Also suspended is the account of the Traditionalist Worker Party. The latter is not shy about using the word "hate," according to the report on it at the SPLC website, but neither the SPLC nor Wikipedia cites any advocacy of violence or any violence committed by the organization. I do not say that the Party is as pure as the driven snow, but it does seem to me that it ought to be pretty easy to list some violent activities (not just "protests") if any can be found, especially for an organization with the resources and determination of SPLC, which is not known for giving non-leftists a pass.

There is no doubt in my mind that when the entry-level libertarians still repeating their classes in Libertarianism 101 decide to take up this matter, they will remind us that Twitter is privately owned and is free to suspend any accounts for any reason whatever. Some libertarians will even insist that Twitter should be permitted to slander or libel anyone it pleases as well.
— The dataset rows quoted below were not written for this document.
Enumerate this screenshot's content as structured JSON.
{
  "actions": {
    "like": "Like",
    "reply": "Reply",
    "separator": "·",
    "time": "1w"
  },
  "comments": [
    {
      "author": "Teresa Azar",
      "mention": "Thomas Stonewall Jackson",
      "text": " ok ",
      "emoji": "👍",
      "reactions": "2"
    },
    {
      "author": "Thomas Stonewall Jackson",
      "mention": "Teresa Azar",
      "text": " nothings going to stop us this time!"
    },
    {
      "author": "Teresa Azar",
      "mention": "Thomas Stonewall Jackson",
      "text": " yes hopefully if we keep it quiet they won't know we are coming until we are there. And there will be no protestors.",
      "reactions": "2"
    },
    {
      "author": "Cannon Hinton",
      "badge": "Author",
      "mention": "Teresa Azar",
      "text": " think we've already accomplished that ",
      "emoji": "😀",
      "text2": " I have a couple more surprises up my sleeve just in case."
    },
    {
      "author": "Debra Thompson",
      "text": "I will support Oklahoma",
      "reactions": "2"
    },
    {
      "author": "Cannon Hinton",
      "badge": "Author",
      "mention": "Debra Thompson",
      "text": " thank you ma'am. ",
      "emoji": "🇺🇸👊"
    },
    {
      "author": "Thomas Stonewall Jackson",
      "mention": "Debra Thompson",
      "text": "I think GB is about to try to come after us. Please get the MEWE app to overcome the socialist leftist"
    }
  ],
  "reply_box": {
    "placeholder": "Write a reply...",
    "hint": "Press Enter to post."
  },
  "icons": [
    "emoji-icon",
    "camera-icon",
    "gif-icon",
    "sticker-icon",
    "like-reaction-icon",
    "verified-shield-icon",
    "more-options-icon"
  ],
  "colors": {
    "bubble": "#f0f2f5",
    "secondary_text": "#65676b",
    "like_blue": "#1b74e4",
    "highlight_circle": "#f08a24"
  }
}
They will remind us that the concept "censorship" applies only to governments, and that the First Amendment applies only to Congress (and to other government bodies by the "incorporation rule").

To which I reply snarkily, "Yeah, yeah, yeah."

"The Twitter Rules" are listed here. There may be libertarians who would like to take the time to read through them, examine the websites that have been suspended, and then tell us whether they think that Twitter is guilty of false advertising. If so, maybe that will get a rise out of them.

The replies I anticipate are so abecedarian that I almost wish those who will make them wouldn't even bother. On the other hand, American society is so ignorant about what counts as rights and force that I guess such lessons have their value. After all, if society must take remedial courses in political thought, there must be someone to teach the classes.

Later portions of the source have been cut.